Classification of nerve injury is based on the damage sustained by the nerve components, nerve functionality, and the ability for spontaneous recovery.
Classification systems for nerve injuries were established by Seddon in 1943 and Sunderland in 1951.
Seddon created a 3-grade classification, and Sunderland categorized nerve injuries into 5 grades. Neurapraxia is a reduction or complete block of conduction across a segment of a nerve with axonal continuity conserved.
Axonotmesis is a more severe grade of nerve injury than neurapraxia, and neurotmesis is the most severe grade of peripheral nerve injury.
Mechanisms of injury include mechanical, crush/percussion, blunt, penetrating, stretch, high velocity (motor vehicle, gunshot), and cold leading to necrosis. Trauma to peripheral nerves is relatively common. The most common injury is from blunt trauma or from penetrating missiles, such as bullets or other objects.
An important quality of the peripheral nervous system, as compared to the central nervous system, is its remarkable ability to recover after an injury through remyelination and regeneration of the axon.
Peripheral nerve dysfunction can be debilitating, because peripheral nerves generate the signals that govern both pain and peripheral motor function. An untreated acute injury to a nerve can progress to chronic nerve injury.
Acute nerve injuries are common in patients with multisystem trauma. Once a nerve injury occurs, effects on the nerve, neuromuscular junction, and muscle begin to occur. Such effects may be irreversible 18-24 months after denervation. Therefore, appropriate acute management without delay is important.
Differentiating between a peripheral nerve problem and an injury involving the spinal cord, brain, bone, or soft tissue is crucial. After establishing baseline physical examination findings, the physician must answer the following questions
Do the symptoms and findings localize to a lesion in the central or peripheral nervous system?
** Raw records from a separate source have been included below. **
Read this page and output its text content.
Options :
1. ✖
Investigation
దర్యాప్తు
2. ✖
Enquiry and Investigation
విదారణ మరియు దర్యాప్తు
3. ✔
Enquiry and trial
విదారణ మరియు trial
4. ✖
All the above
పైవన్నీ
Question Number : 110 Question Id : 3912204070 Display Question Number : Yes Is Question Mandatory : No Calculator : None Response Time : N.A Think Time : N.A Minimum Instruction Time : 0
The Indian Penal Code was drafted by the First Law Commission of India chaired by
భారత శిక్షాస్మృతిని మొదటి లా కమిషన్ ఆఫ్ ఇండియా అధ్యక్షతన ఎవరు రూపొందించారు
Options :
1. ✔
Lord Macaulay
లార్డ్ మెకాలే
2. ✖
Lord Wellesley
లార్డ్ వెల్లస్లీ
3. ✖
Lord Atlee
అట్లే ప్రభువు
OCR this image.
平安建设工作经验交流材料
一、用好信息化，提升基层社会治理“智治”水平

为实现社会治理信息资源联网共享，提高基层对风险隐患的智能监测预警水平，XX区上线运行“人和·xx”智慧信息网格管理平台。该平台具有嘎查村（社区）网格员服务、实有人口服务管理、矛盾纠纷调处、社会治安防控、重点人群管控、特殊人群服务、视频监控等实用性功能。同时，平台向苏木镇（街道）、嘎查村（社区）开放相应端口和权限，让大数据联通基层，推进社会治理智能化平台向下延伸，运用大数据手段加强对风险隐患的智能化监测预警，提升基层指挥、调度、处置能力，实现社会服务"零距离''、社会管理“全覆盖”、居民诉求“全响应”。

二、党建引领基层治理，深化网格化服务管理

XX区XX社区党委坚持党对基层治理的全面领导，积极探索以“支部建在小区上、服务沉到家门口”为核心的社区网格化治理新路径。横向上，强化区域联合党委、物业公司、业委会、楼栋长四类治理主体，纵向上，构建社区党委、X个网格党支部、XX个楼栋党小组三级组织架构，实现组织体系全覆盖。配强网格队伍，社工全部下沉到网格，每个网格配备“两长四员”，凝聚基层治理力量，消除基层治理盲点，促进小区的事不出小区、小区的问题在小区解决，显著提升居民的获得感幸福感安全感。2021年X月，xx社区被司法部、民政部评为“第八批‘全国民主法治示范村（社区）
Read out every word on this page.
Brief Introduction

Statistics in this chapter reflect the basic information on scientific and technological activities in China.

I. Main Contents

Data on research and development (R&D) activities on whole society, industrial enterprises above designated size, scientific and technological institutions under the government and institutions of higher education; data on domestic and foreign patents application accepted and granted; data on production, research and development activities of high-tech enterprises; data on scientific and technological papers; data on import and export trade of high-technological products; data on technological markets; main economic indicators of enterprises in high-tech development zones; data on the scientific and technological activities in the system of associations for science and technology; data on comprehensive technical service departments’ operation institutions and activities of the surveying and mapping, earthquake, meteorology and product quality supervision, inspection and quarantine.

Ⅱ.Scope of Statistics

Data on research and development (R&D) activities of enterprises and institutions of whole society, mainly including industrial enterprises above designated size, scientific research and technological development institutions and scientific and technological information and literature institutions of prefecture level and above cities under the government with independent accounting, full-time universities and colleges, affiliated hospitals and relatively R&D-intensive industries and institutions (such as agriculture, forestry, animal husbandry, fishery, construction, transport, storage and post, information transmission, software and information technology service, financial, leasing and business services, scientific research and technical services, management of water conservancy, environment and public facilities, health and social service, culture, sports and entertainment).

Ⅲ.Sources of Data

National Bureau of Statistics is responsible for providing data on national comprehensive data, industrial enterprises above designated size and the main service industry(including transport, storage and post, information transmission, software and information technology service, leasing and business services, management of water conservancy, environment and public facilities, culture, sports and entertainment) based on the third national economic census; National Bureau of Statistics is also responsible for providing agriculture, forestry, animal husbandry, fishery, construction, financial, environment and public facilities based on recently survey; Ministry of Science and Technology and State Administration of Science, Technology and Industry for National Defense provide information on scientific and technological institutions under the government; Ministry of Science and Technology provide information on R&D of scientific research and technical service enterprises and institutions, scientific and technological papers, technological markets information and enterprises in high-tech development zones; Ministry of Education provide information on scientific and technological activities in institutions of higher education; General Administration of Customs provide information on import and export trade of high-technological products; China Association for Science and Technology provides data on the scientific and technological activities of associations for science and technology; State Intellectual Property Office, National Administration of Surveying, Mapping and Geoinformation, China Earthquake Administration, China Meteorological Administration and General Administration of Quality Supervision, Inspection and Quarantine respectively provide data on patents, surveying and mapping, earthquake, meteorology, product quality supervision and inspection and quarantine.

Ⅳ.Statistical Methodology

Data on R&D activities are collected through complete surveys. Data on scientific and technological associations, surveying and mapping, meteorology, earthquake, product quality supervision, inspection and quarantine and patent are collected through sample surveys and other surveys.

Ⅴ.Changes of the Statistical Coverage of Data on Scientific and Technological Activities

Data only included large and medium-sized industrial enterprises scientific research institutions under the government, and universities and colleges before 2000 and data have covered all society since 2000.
Are the symptoms and findings consistent with a focal or a diffuse type of peripheral nerve problem?
Is the nerve injury complete or incomplete?
What is the grade of the peripheral nerve injury?
Does clinical evidence indicate recovery or further neurological deterioration?
(See the image below.)
Peripheral nerve, cross-section. Image courtesy of the Department of Histology, Jagiellonian University Medical College.
The workup of every patient with acute nerve injury begins with a complete history and a physical examination. The site of injury can be accurately localized from a precise neurologic examination.
The strength of individual muscles or of muscle groups is graded, and a sensory examination is performed, which includes testing for light touch, pinprick, 2-point discrimination, vibration, and proprioception.
Imaging techniques, such as radiography, computed tomography (CT) scan, and magnetic resonance imaging (MRI) are valuable diagnostic tools for evaluating a peripheral nerve lesion.
To rule out bony and ligamentous injuries, all patients with axillary nerve injury should have radiographs taken of the shoulder and cervical spine.
CT scan and traditional MRI have certain limitations in distinguishing peripheral nerves from the surrounding structures, in which case magnetic resonance neurography (MRN) can help visualize both normal and abnormal peripheral nerves.
A nerve conduction study (NCS) can be effective in identifying peripheral nerve injury.
Peripheral nerves are stimulated by somatosensory evoked potentials (SSEPs), and if signal conduction is disrupted along any segment of the circuit, an evoked potentiation is not produced.
Technological advances in neurosurgical instrumentation and diagnostic imaging have led to great results in the repair of acute nerve injury.
Accurate grading of an acute traumatic injury is necessary because surgery is indicated for patients with neurotmesis (Sunderland grade III-V).
Surgical intervention is based on the extent of nerve damage and functional viability of the nerve. Surgeons need to consider injury location, extent of injury, age, and medical condition. It is important to determine whether function can be restored and whether benefit outweighs risk.
Primary repair is direct reconnection of the nerve immediately after injury. In an epineurial repair, the epineuriums of the separated nerve endings are sutured together
Best results occur when the nerves are either purely sensory or purely motor and when the intraneural connective tissue component is small and the fascicles have been clearly aligned.
Secondary repairs are delayed repairs. Many surgeons prefer delayed suture because it allows the wound to heal and decreases the risk of infection. Also,, during a delayed repair, scarred ends of the nerve can be defined more accurately and trimmed back to normal fasciculi.
In general, contraindications to surgery usually result when the risks of surgery outweigh the benefits. Surgery should not be performed when a poor outcome is expected. Some surgical repairs initially contraindicated may be performed later. If a swollen and discolored peroneal nerve is encountered during an acute knee repair, it should not be resected; rather, waiting several months is better.
In traumatic peripheral nerve injuries, the rule of 3 may be applied to surgical timing: immediate surgery within 3 days for clean and sharp injuries; early surgery within 3 weeks for blunt/contusion injuries; and delayed surgery 3 months after injury for closed injuries.